Encrypting a message in such a fashion might prevent another computer from reading your e-mail or your kid from reading your Christmas shopping list, but an amateur cryptanalyst with a pencil and a sheet of paper will read your message in just a few minutes. Security isn't only a science, a matter of developing an impenetrable cipher; it's also an art, and judgment shapes the playing field as much as the niceties of algorithm and key length.

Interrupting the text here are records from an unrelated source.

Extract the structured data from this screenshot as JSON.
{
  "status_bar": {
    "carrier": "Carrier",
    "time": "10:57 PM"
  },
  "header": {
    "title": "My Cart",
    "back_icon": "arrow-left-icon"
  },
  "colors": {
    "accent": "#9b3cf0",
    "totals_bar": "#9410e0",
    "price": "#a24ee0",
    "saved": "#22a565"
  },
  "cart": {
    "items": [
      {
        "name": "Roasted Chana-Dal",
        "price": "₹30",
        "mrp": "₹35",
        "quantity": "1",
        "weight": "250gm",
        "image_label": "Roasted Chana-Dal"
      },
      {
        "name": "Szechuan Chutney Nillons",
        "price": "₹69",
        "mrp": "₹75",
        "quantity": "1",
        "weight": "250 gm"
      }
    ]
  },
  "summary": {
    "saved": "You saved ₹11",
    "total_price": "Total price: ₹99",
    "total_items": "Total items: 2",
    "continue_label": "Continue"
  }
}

Are you most likely to be attacked from within betrayed by an employee
or without? Does an attacker have to be locked out for a day, a year,
or forever? What resources does the attacker have? It's one thing to foil a
vengeful ex-employee possessing only modest computer skills but quite another
to hold the National Security Agency at bay. What's the real value of the material
you want to protect? How much can you afford to spend before the Law of Diminishing
Returns takes over?
Recognizing there's no such thing as perfection, security expert Bruce
Schnier argued that "the historical model of threat avoidance is flawed,
and it should be abandoned in favor of a more businesslike risk management model.
Traditional security products, largely preventive in nature, embody the threat
avoidance paradigm: Either they successfully repel attackers, or they fail.
The unfortunate reality is that every security product ever sold has, on occasion,
"A security solution based on risk management encompasses several strategies," he continued. "First, some risk is accepted as a cost of doing business. Second, some risk is reduced through technical and/or procedural means. And third, some risk is transferred through contracts or insurance."